HIMSS launches Innovation Center in Cleveland to focus on interoperability

Healthcare Information and Management Systems Society (HIMSS) is putting some brick and mortar behind its efforts to bolster innovation in healthcare technology, with a focus on interoperability.

On Feb. 19, H. Steve Lieber, CAE, HIMSS President and CEO, announced that in mid-October, the society will open a 12,500 square foot Innovation Center in the newly-named Global Center for Health Innovation (formerly the Cleveland Medical Mart) in Cleveland. Plans also call for an additional 12,500 square feet of exhibition space, which he said will be doubled by 2016.

The new Innovation Center will offer ongoing services as well as exhibitions, educational programming and consumer-oriented applications for health delivery organizations and health IT businesses. Lieber said the move focuses on one aspect HIMSS’ commitment of transforming healthcare: interoperability, or the ability to easily and securely exchange electronic patient data.

“This is an absolutely necessary ingredient to the changes in the way care is delivered and the results that the care produces,” he said. The center is a “step in the ability to validate those innovation solutions that achieve this necessary aspect of interoperability.”

The HIMSS Innovation Center not only is a physical presence, but a “24/7 virtual presence,” explained HIMSS’ Executive Vice President Carla Smith during the press conference.

“We intend to establish an internationally recognized center of excellence, not a center of excellence focused on one nation,” she said. “It is going to be working with entities from around the globe.”

In specific terms, the Center is a place where solution providers—or any entity with systems that must prove compliance with interoperability requirements (i.e.

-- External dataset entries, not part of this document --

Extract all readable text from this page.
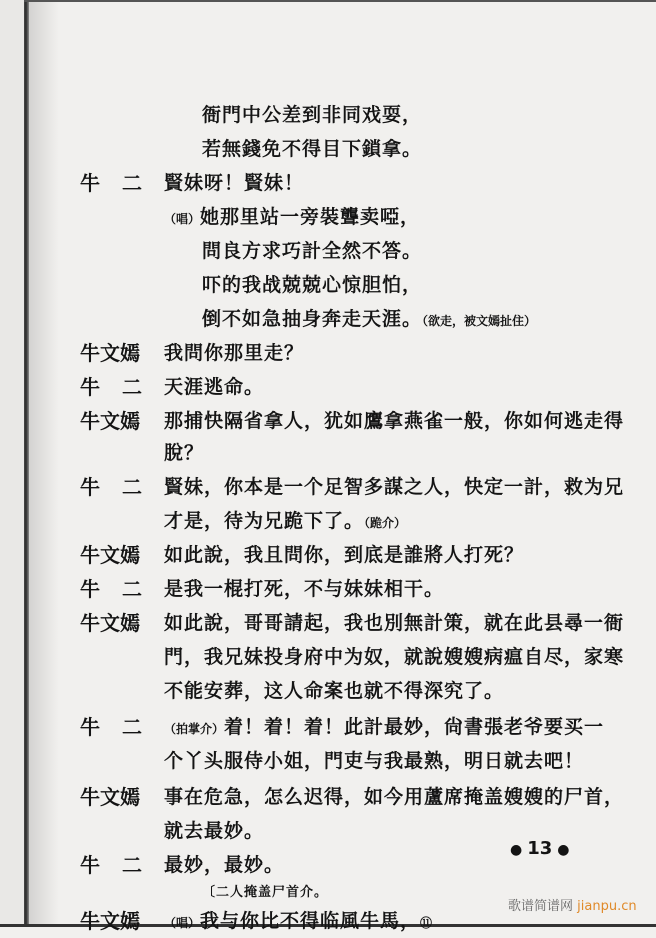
衙門中公差到非同戏耍，
若無錢免不得目下鎖拿。
牛二 賢妹呀！賢妹！
（唱）她那里站一旁裝聾卖啞，
問良方求巧計全然不答。
吓的我战兢兢心惊胆怕，
倒不如急抽身奔走天涯。（欲走，被文嫣扯住）
牛文嫣	我問你那里走？
牛二 天涯逃命。
牛文嫣	那捕快隔省拿人，犹如鷹拿燕雀一般，你如何逃走得
脫？
牛二 賢妹，你本是一个足智多謀之人，快定一計，救为兄
才是，待为兄跪下了。（跪介）
牛文嫣	如此說，我且問你，到底是誰將人打死？
牛二 是我一棍打死，不与妹妹相干。
牛文嫣	如此說，哥哥請起，我也別無計策，就在此县尋一衙
門，我兄妹投身府中为奴，就說嫂嫂病瘟自尽，家寒
不能安葬，这人命案也就不得深究了。
牛二 （拍掌介）着！着！着！此計最妙，尙書張老爷要买一
个丫头服侍小姐，門吏与我最熟，明日就去吧！
牛文嫣	事在危急，怎么迟得，如今用蘆席掩盖嫂嫂的尸首，
就去最妙。
牛二 最妙，最妙。
〔二人掩盖尸首介。
牛文嫣	（唱）我与你比不得临風牛馬，⑪
● 13 ●
歌谱简谱网 jianpu.cn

Meaningful Use)—

can test and demonstrate systems, Smith said. For example, it will seek to help stakeholders face “real-world problems and challenges” in improving healthcare IT for both clinical workflow and financial transactions.

The Center consists of two areas: the health IT ecosystem and exhibition space. The ecosystem will allow developers to test and demonstrate clinical and business systems, whether developers, patient care devices and mobile devices. Initial use cases will focus on acute care, ambulatory care, medical banking and home care, with more to come in the future, she said.

Smith stressed that the IT ecosystem allows entities to test and demonstrate interoperability virtually. “You don’t have to physically come to the Innovation Center.”

Those who opt to visit, however, will be able to walk through the ecosystem, see the laboratory space, and enter the exhibition, the second component of the Center. The rolling exhibition will explore topics of interest such as patient-centered medical homes, mobile health and consumer-driven health.

Educating policy makers also is an aim of the Innovation Center, Smith said, “so they can learn more how a secure, interoperable exchange of health information can help patients get better quicker, help address syndromic issues, population health, etc.”

Cleveland is a place where there is a “natural audience” for healthcare innovation, said Lieber. Further, it provides “an extremely high visibility for what we want to do” due to its proximity to the Cleveland Convention Center, he said.

The possibility of specialized conferences focusing on interoperability is “absolutely in our thinking,” he added, although the Cleveland Convention Center is too small to host HIMSS’ annual conference.

More information and resources on the HIMSS Innovation Center will be available at HIMSS 2013 annual conference and exhibition, scheduled on March 3-7 in New Orleans.